Dundula Primary School
Dundula Primary School is a small school on the outskirts of the city of Mackay, in Central Queensland. With four teachers, a teaching principal and about eighty students, it is in a low socio-economic area and many of the students are disadvantaged and do not have many opportunities outside their actual school experience.
At the beginning of 2010 a young teacher, Daniel Bromiley, commenced working at the school. He has a musical background and saw that the boys were often at a loose end during breaks. He discovered five wooden guitars, which had been sitting in a storeroom for many years and he did what he could to make these instruments functional, having them tuned and getting new strings. This was the start of an instrumental programme for our students.
Any students in years 4 – 7 were welcome to get involved and many of them have done so. These wooden guitars may be borrowed and taken home as long as you travel in a car or walk and treat them with care. Lunchtimes will often find Mr Bromiley with a group of students in the classroom or playground showing them the fingering and chords and helping them to understand rhythm. He teaches them the chords within a song, so they are easy to remember.

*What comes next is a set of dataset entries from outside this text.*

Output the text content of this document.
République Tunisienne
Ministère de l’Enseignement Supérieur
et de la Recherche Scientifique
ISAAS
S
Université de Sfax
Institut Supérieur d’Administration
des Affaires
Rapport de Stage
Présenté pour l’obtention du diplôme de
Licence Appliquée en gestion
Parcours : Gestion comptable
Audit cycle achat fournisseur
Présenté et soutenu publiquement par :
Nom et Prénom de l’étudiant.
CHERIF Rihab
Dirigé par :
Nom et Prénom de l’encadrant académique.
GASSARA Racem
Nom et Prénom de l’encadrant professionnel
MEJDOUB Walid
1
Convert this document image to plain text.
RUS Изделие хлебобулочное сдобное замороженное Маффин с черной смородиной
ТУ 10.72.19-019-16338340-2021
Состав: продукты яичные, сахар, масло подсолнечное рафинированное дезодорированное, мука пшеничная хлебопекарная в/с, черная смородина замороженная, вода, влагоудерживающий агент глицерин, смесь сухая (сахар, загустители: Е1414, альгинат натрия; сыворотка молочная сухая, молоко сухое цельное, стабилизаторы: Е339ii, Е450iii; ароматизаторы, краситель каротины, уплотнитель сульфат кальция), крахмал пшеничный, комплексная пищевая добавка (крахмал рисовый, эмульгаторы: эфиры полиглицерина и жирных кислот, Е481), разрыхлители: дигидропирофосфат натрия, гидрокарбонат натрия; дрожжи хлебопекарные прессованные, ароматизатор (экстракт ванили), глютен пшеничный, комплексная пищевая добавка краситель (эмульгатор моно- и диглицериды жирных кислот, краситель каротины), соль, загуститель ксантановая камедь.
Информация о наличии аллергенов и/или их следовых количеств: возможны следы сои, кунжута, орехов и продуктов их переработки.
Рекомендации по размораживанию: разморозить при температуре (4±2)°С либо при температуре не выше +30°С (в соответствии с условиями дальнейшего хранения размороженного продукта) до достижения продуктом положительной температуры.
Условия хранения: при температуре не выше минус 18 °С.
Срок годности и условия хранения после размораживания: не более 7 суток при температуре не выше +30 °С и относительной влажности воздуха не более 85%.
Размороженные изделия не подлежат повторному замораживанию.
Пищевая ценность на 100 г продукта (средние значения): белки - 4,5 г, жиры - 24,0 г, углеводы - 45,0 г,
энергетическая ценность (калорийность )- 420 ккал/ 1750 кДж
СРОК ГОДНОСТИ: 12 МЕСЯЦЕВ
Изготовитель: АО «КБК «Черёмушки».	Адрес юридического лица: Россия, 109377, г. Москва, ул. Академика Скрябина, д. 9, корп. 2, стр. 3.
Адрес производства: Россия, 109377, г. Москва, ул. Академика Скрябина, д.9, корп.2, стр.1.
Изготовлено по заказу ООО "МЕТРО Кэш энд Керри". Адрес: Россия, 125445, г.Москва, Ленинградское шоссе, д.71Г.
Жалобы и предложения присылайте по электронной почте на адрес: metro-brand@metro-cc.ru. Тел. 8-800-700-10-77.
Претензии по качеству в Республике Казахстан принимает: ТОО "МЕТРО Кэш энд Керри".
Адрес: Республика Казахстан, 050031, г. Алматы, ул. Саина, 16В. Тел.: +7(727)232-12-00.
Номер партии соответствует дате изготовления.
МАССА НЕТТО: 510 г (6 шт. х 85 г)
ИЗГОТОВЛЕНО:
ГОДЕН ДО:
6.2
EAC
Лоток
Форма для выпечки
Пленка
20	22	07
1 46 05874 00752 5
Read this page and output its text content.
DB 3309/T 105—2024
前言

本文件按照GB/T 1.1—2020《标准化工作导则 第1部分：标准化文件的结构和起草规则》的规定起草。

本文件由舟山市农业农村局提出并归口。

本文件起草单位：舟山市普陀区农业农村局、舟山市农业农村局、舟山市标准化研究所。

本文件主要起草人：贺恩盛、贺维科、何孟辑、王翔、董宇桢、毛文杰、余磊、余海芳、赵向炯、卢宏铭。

A few of the Year 6/7 boys have started a band and Mr Bromiley has accessed some electric guitars and generously loaned his own drum set, keyboard and amplifier. He provides a trumpet accompaniment. All the students have some knowledge of music from school classes but they learn music for the band through demonstration and then breaking down tunes into chords. Sheet music and books play a very minor part in our programme.
All music and band practice takes place in the students’ own time - after school and during lunchtimes they are busy making music. The visiting special needs teacher helps with keyboard accompaniment at times.
Many of these boys are from disadvantaged backgrounds with about 40% from aboriginal families. There are no auditions for the band - if you want to play, they’ll give you a go. The boys can also be found helping each other when their teacher is unavailable.
The teachers say that the band has made a tremendous difference in these boys’ lives, they are more enthusiastic about learning in general and absenteeism has dropped. The boys want to be at school so they have the opportunity to make music. They are not as disruptive and music is improving their ability to listen and stay focussed. One of the parents has gone and bought instruments for his sons as a result of the interest these boys have shown. A student who has been a poor achiever in practically all other areas can be found making music every lunch time, if permitted. Girls do play the guitars too but the band has, so far, been the boys’ preserve.
As the school chaplain, I have watched this programme make a difference to these boys; you can see their faces light up when they talk to you. Having been very concerned about the future of some of these students and seeing them as “at risk”, I am very enthusiastic about the value of music for them. Our music class teacher has also been providing some keyboard lessons for a young girl from a family with few resources as the girl desperately wants to learn.
I see this programme as innovative as it began from nothing and has progressed amazingly in one year. This instrumental programme has “happened “ as a result of one young man’s love for music and his desire to see others enjoying and benefiting from music too. They have no funding, resources are begged or borrowed and there is a “make do” philosophy which is wonderful to see. In education where one of the key themes is engagement, particularly for boys “at risk” I have been so impressed with the innovation and magic in this programme.